Could one of the "paintless" dent removal places fix those minor bumps and still let you retain the original paint? I understand that they are pretty good at getting hail and door dings out without disturbing the paint.
Larry (Akron)
Good question, and one I have been pondering myself.
I have a 66 Coronet cop car with 39,000 on the odo. In every respect, the car looks like a one-year-old car except one, the granny that drove it last managed to put a ding or small dent in every panel except the roof. Nothing bad, nothing crunchy. The original paint is still bright and shiney. So what do you do ? Leave it as an unmolested survivor or fix the dings and bury that original paint ?

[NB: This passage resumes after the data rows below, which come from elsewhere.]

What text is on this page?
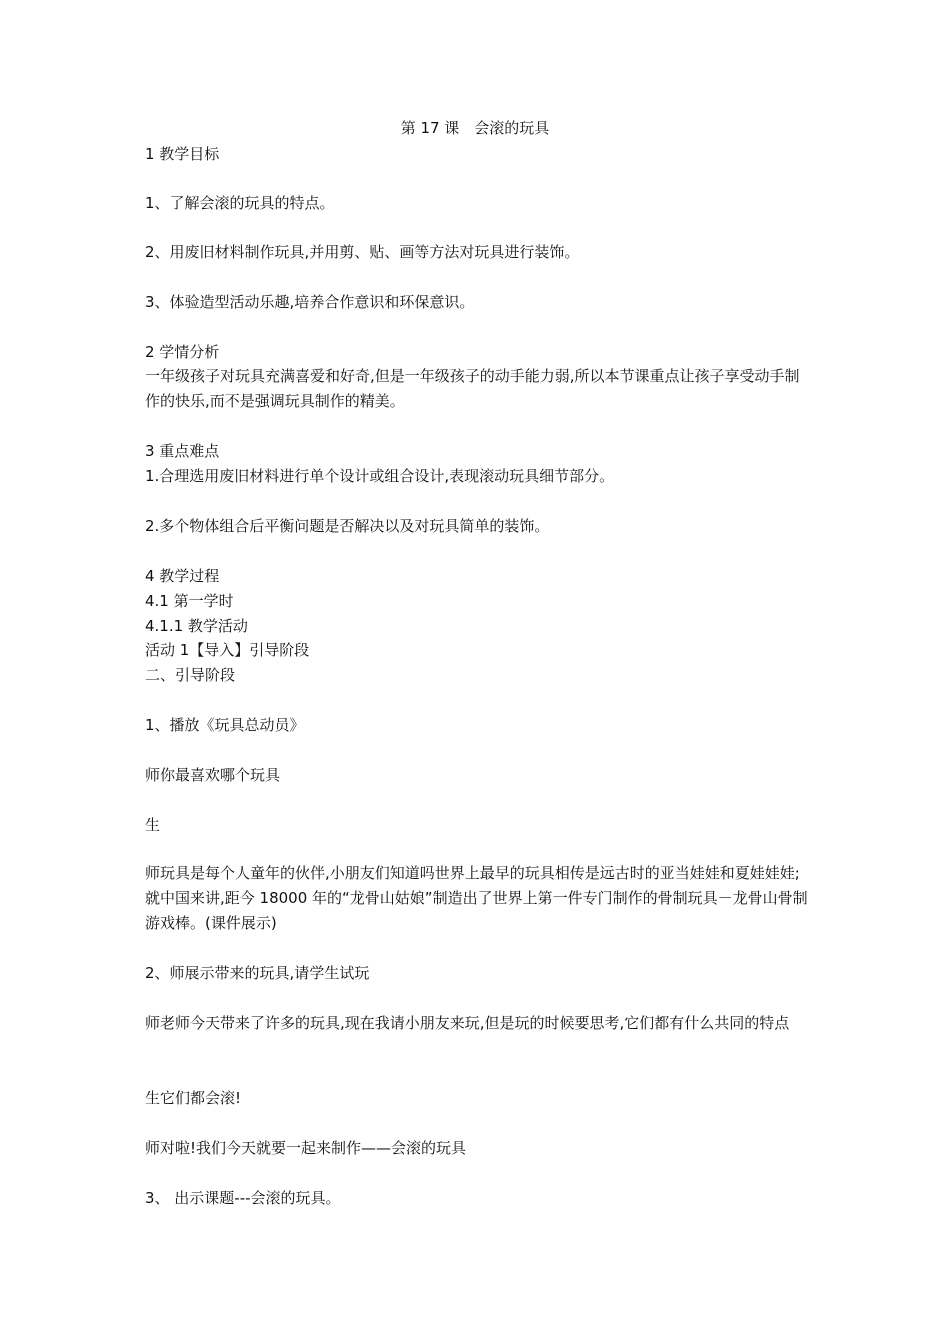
第 17 课　会滚的玩具
1 教学目标
1、了解会滚的玩具的特点。
2、用废旧材料制作玩具,并用剪、贴、画等方法对玩具进行装饰。
3、体验造型活动乐趣,培养合作意识和环保意识。
2 学情分析
一年级孩子对玩具充满喜爱和好奇,但是一年级孩子的动手能力弱,所以本节课重点让孩子享受动手制作的快乐,而不是强调玩具制作的精美。
3 重点难点
1.合理选用废旧材料进行单个设计或组合设计,表现滚动玩具细节部分。
2.多个物体组合后平衡问题是否解决以及对玩具简单的装饰。
4 教学过程
4.1 第一学时
4.1.1 教学活动
活动 1【导入】引导阶段
二、引导阶段
1、播放《玩具总动员》
师你最喜欢哪个玩具
生
师玩具是每个人童年的伙伴,小朋友们知道吗世界上最早的玩具相传是远古时的亚当娃娃和夏娃娃娃;就中国来讲,距今 18000 年的“龙骨山姑娘”制造出了世界上第一件专门制作的骨制玩具－龙骨山骨制游戏棒。(课件展示)
2、师展示带来的玩具,请学生试玩
师老师今天带来了许多的玩具,现在我请小朋友来玩,但是玩的时候要思考,它们都有什么共同的特点
生它们都会滚!
师对啦!我们今天就要一起来制作——会滚的玩具
3、 出示课题---会滚的玩具。
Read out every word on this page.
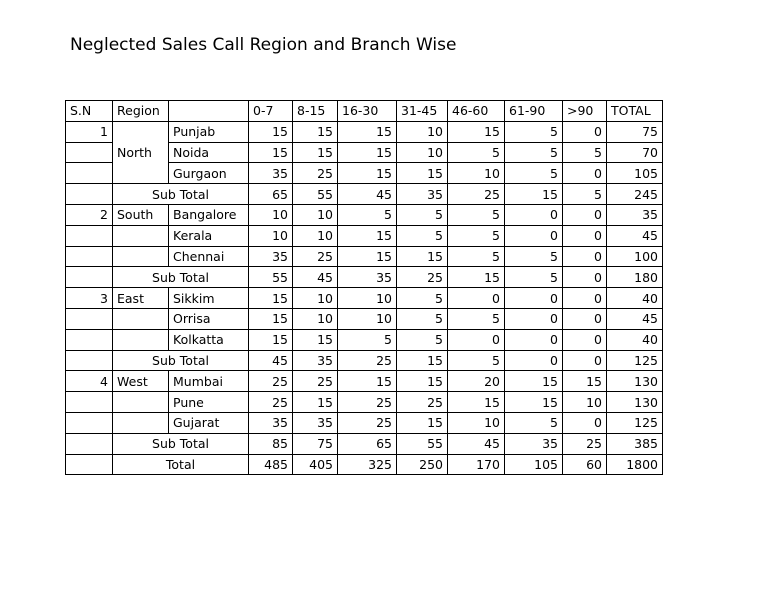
Neglected Sales Call Region and Branch Wise
S.N	Region		0-7	8-15	16-30	31-45	46-60	61-90	>90	TOTAL
1	North	Punjab	15	15	15	10	15	5	0	75
		Noida	15	15	15	10	5	5	5	70
		Gurgaon	35	25	15	15	10	5	0	105
	Sub Total		65	55	45	35	25	15	5	245
2	South	Bangalore	10	10	5	5	5	0	0	35
		Kerala	10	10	15	5	5	0	0	45
		Chennai	35	25	15	15	5	5	0	100
	Sub Total		55	45	35	25	15	5	0	180
3	East	Sikkim	15	10	10	5	0	0	0	40
		Orrisa	15	10	10	5	5	0	0	45
		Kolkatta	15	15	5	5	0	0	0	40
	Sub Total		45	35	25	15	5	0	0	125
4	West	Mumbai	25	25	15	15	20	15	15	130
		Pune	25	15	25	25	15	15	10	130
		Gujarat	35	35	25	15	10	5	0	125
	Sub Total		85	75	65	55	45	35	25	385
	Total		485	405	325	250	170	105	60	1800
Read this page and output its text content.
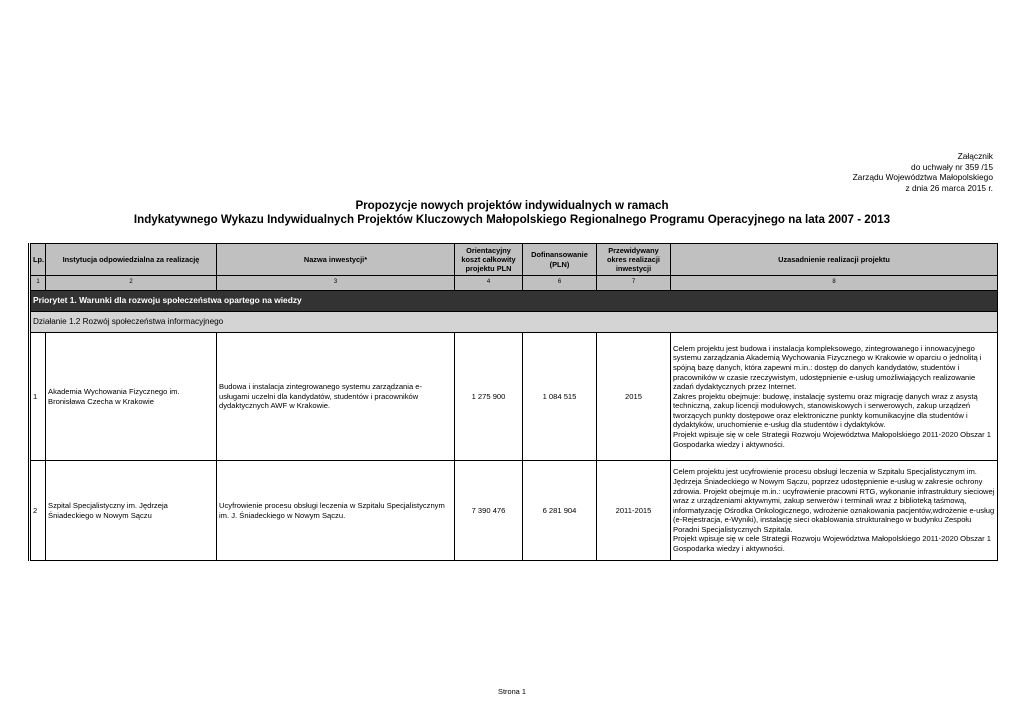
Załącznik
do uchwały nr 359 /15
Zarządu Województwa Małopolskiego
z dnia 26 marca 2015 r.
Propozycje nowych projektów indywidualnych w ramach
Indykatywnego Wykazu Indywidualnych Projektów Kluczowych Małopolskiego Regionalnego Programu Operacyjnego na lata 2007 - 2013
Lp.	Instytucja odpowiedzialna za realizację	Nazwa inwestycji*	Orientacyjny koszt całkowity projektu PLN	Dofinansowanie (PLN)	Przewidywany okres realizacji inwestycji	Uzasadnienie realizacji projektu
1	2	3	4	6	7	8
Priorytet 1. Warunki dla rozwoju społeczeństwa opartego na wiedzy						
Działanie 1.2 Rozwój społeczeństwa informacyjnego						
1	Akademia Wychowania Fizycznego im. Bronisława Czecha w Krakowie	Budowa i instalacja zintegrowanego systemu zarządzania e-usługami uczelni dla kandydatów, studentów i pracowników dydaktycznych AWF w Krakowie.	1 275 900	1 084 515	2015	Celem projektu jest budowa i instalacja kompleksowego, zintegrowanego i innowacyjnego systemu zarządzania Akademią Wychowania Fizycznego w Krakowie w oparciu o jednolitą i spójną bazę danych, która zapewni m.in.: dostęp do danych kandydatów, studentów i pracowników w czasie rzeczywistym, udostępnienie e-usług umożliwiających realizowanie zadań dydaktycznych przez Internet.
Zakres projektu obejmuje: budowę, instalację systemu oraz migrację danych wraz z asystą techniczną, zakup licencji modułowych, stanowiskowych i serwerowych, zakup urządzeń tworzących punkty dostępowe oraz elektroniczne punkty komunikacyjne dla studentów i dydaktyków, uruchomienie e-usług dla studentów i dydaktyków.
Projekt wpisuje się w cele Strategii Rozwoju Województwa Małopolskiego 2011-2020 Obszar 1 Gospodarka wiedzy i aktywności.
2	Szpital Specjalistyczny im. Jędrzeja Śniadeckiego w Nowym Sączu	Ucyfrowienie procesu obsługi leczenia w Szpitalu Specjalistycznym im. J. Śniadeckiego w Nowym Sączu.	7 390 476	6 281 904	2011-2015	Celem projektu jest ucyfrowienie procesu obsługi leczenia w Szpitalu Specjalistycznym im. Jędrzeja Śniadeckiego w Nowym Sączu, poprzez udostępnienie e-usług w zakresie ochrony zdrowia. Projekt obejmuje m.in.: ucyfrowienie pracowni RTG, wykonanie infrastruktury sieciowej wraz z urządzeniami aktywnymi, zakup serwerów i terminali wraz z biblioteką taśmową, informatyzację Ośrodka Onkologicznego, wdrożenie oznakowania pacjentów,wdrożenie e-usług (e-Rejestracja, e-Wyniki), instalację sieci okablowania strukturalnego w budynku Zespołu Poradni Specjalistycznych Szpitala.
Projekt wpisuje się w cele Strategii Rozwoju Województwa Małopolskiego 2011-2020 Obszar 1 Gospodarka wiedzy i aktywności.
Strona 1
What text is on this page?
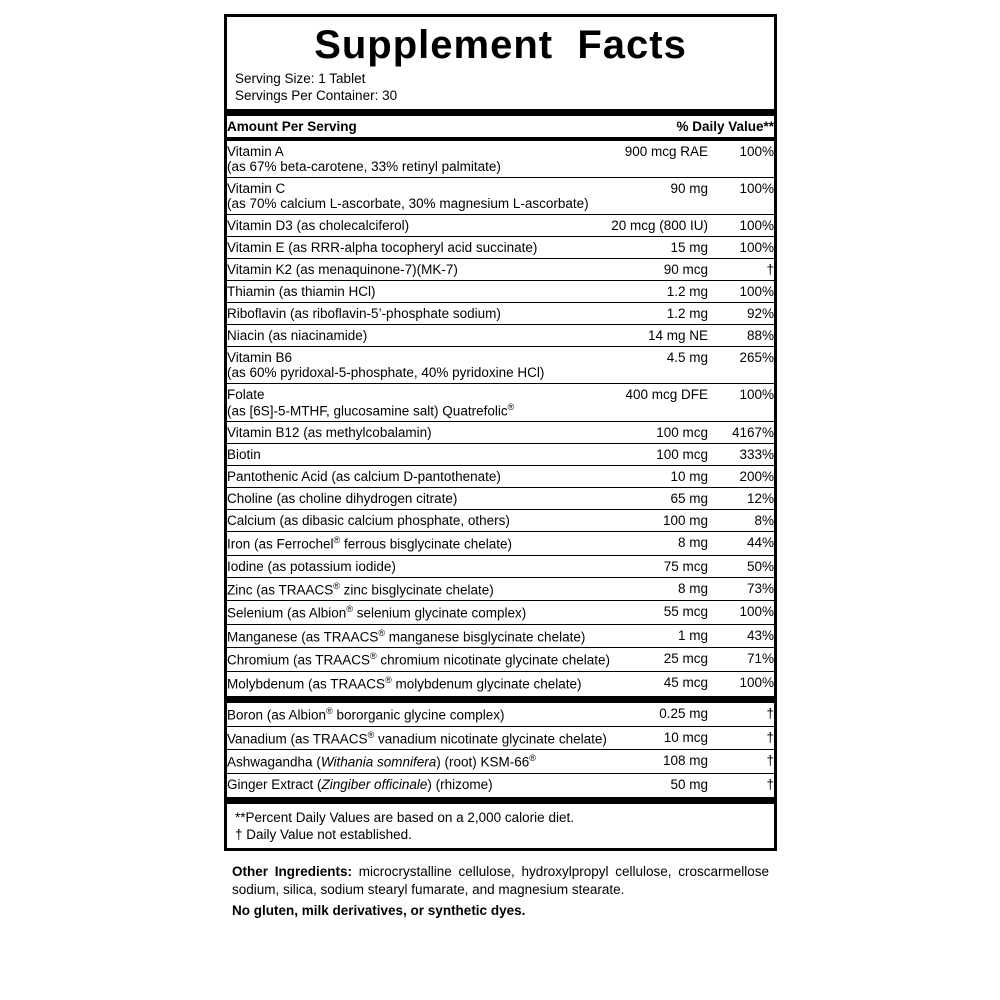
Supplement  Facts
Serving Size: 1 Tablet
Servings Per Container: 30
Amount Per Serving		% Daily Value**
Vitamin A
(as 67% beta-carotene, 33% retinyl palmitate)	900 mcg RAE	100%
Vitamin C
(as 70% calcium L-ascorbate, 30% magnesium L-ascorbate)	90 mg	100%
Vitamin D3 (as cholecalciferol)	20 mcg (800 IU)	100%
Vitamin E (as RRR-alpha tocopheryl acid succinate)	15 mg	100%
Vitamin K2 (as menaquinone-7)(MK-7)	90 mcg	†
Thiamin (as thiamin HCl)	1.2 mg	100%
Riboflavin (as riboflavin-5’-phosphate sodium)	1.2 mg	92%
Niacin (as niacinamide)	14 mg NE	88%
Vitamin B6
(as 60% pyridoxal-5-phosphate, 40% pyridoxine HCl)	4.5 mg	265%
Folate
(as [6S]-5-MTHF, glucosamine salt) Quatrefolic®	400 mcg DFE	100%
Vitamin B12 (as methylcobalamin)	100 mcg	4167%
Biotin	100 mcg	333%
Pantothenic Acid (as calcium D-pantothenate)	10 mg	200%
Choline (as choline dihydrogen citrate)	65 mg	12%
Calcium (as dibasic calcium phosphate, others)	100 mg	8%
Iron (as Ferrochel® ferrous bisglycinate chelate)	8 mg	44%
Iodine (as potassium iodide)	75 mcg	50%
Zinc (as TRAACS® zinc bisglycinate chelate)	8 mg	73%
Selenium (as Albion® selenium glycinate complex)	55 mcg	100%
Manganese (as TRAACS® manganese bisglycinate chelate)	1 mg	43%
Chromium (as TRAACS® chromium nicotinate glycinate chelate)	25 mcg	71%
Molybdenum (as TRAACS® molybdenum glycinate chelate)	45 mcg	100%
Boron (as Albion® bororganic glycine complex)	0.25 mg	†
Vanadium (as TRAACS® vanadium nicotinate glycinate chelate)	10 mcg	†
Ashwagandha (Withania somnifera) (root) KSM-66®	108 mg	†
Ginger Extract (Zingiber officinale) (rhizome)	50 mg	†
**Percent Daily Values are based on a 2,000 calorie diet.
† Daily Value not established.
Other Ingredients: microcrystalline cellulose, hydroxylpropyl cellulose, croscarmellose sodium, silica, sodium stearyl fumarate, and magnesium stearate.
No gluten, milk derivatives, or synthetic dyes.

My opinion is to fix a car as "needed". Leave the rest as is. My 56 Dodge NEEDS the tank pulled and the fuel system rebuilt. It NEEDS an interior restoration - it is in rags. Lesser "needs" are some floor rust repair and chrome work. I consider correct size bias whitewalls to be mandatory equipment and this will be the first thing I do to the car. In my eyes, finned cars riding on the lower profile radials look like "sub-prime" all the way. It is just something I refuse to compromize on. I may repaint the car at some point, but the paint has been redone before, so nothing original lost there.
But this old cop car has me stumped. I guess I am in no hurry, so I can think about it for a while yet.